American audiences have certainly been exposed to a wide variety of American-made mafia movies, but relatively few films, beyond 2008’s “Gomorrah” have crossed the shores to present an authentic Italian take on the genre. Opening Friday, April 24, exclusively at the Nuart Theatre in Los Angeles is a gritty Italian mob tale, “Black Souls.” Adapted from Gioacchino Criaco’s novel, “Black Souls” (“Anime Nere”) that chronicles true events, co-writer and director Francesco Munzi takes a slow burn approach to the endless cycle of violence within a mafia family.
A family morality tale, “Black Souls” examines the Carbone family and its three brothers – Luigi (Marco Leonardi), Rocco (Peppino Mazzotta) and Luciano (Fabrizio Ferracane). Luigi and Rocco run the family business, which in this case is international drug smuggling. The eldest brother, Luciano, has remained in their ancestral town of Africo and has stayed out of the family business. He is instead a goat herder and farmer. Sadly, Luciano’s 20-year-old son, Leo (Giuseppe Fumo) despises his father’s life. Leo idolizes his two uncles, Luigi and Rocco; that’s a life he yearns for.

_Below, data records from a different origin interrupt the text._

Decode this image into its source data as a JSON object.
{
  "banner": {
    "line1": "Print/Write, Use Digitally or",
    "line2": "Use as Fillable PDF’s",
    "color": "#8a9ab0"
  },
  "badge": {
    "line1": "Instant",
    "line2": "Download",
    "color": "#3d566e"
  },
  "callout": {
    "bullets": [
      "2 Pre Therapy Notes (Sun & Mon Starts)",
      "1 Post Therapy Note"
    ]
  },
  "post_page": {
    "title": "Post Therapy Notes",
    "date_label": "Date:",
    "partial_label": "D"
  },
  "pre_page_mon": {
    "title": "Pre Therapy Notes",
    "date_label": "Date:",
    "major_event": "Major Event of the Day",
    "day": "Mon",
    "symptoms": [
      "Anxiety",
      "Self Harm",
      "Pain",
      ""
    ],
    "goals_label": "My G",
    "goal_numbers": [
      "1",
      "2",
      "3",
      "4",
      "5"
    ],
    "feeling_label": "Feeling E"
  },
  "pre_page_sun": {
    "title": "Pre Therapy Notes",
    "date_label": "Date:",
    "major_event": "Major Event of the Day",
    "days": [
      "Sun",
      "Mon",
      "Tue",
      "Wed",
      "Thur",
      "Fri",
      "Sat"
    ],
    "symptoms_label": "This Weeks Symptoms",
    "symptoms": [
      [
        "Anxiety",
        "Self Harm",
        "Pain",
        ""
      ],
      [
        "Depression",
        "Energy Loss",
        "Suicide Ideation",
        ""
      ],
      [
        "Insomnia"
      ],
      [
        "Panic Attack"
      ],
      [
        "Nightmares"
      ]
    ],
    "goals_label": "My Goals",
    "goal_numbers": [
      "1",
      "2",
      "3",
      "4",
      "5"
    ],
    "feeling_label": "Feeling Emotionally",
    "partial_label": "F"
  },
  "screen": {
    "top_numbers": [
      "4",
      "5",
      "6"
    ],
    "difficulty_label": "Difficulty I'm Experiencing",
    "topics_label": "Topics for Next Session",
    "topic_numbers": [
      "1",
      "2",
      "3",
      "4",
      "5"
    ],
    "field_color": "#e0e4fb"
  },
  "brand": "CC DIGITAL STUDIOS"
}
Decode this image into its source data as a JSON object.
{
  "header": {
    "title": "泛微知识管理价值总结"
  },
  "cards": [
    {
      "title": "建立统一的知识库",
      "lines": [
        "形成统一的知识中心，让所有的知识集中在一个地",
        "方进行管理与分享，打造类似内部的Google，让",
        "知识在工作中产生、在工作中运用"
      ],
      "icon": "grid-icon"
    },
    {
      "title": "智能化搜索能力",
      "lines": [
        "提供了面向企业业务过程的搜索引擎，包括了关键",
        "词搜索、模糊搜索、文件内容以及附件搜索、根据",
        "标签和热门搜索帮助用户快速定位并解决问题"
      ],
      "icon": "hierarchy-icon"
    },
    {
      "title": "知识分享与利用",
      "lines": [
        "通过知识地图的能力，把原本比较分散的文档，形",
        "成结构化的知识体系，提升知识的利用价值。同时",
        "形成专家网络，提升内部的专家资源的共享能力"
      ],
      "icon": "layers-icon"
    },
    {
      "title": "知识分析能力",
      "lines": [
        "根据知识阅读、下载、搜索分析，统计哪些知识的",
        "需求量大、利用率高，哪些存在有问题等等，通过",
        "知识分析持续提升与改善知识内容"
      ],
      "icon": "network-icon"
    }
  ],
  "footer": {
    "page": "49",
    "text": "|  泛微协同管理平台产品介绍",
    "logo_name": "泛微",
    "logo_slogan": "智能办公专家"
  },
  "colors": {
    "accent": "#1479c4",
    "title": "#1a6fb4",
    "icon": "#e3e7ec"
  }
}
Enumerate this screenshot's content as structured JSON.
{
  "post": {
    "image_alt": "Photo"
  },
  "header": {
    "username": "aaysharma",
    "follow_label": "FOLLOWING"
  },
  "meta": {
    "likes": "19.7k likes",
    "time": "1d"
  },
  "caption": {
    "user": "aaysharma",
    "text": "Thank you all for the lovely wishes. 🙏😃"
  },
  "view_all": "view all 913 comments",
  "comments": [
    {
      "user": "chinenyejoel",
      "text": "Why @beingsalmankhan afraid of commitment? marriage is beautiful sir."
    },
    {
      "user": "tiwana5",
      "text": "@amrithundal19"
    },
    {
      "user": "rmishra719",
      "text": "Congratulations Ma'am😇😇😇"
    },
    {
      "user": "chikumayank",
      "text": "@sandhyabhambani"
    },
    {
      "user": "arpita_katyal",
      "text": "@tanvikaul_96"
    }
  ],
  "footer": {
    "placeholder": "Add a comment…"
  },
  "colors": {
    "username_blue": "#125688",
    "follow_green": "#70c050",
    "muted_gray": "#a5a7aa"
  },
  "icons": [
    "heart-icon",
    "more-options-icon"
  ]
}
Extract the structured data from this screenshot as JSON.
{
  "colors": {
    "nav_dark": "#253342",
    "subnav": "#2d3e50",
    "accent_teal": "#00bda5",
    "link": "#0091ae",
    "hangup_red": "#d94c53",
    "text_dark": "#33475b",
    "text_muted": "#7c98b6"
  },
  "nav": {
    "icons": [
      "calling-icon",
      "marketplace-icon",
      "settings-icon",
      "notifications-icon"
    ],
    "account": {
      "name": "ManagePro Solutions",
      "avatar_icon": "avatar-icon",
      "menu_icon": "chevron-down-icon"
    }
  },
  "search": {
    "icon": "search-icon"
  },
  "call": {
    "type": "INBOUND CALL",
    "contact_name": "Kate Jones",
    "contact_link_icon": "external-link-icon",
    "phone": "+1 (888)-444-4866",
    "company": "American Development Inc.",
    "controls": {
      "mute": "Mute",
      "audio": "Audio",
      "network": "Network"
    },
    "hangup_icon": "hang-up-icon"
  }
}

Although Africo has the look of a picturesque historic Italian village, it’s also home to a few Mafia families who reside peacefully, at least for now. But young Leo decides to rock the boat, shooting up the business front of one of the families. Retribution must be paid. The Carbone family though, has differing views on a situation that stems far back to its family’s roots.
On the page, this story may sound simplistic – another violence begets violence type of story. But Munzi crafts a tale dealing more in internal beliefs than violent plots. Also the film feels disturbingly authentic, mostly because Munzi actually shot his film in Africo in the southern Italian region of Calabria. Known for its crime and true-life mafia (‘ndrangheta’), shooting in Africo was an obvious risk for the filmmaker.
But Munzi solicited the help of the book’s author Criaco, which lent credibility to his project. The residents’ curiosity turned to trust. Munzi explains in his film’s production notes, “I mixed my actors with the residents of Africo, who acted and worked with the cast. Without them, this film would not have been as rich.”
Munzi is absolutely right and fans of the mafia genre will certainly want to catch the gritty and authentic “Black Souls.”
“Black Souls” is 103 minutes, Not Rated and opens April 24 at the Nuart Theatre in Los Angeles.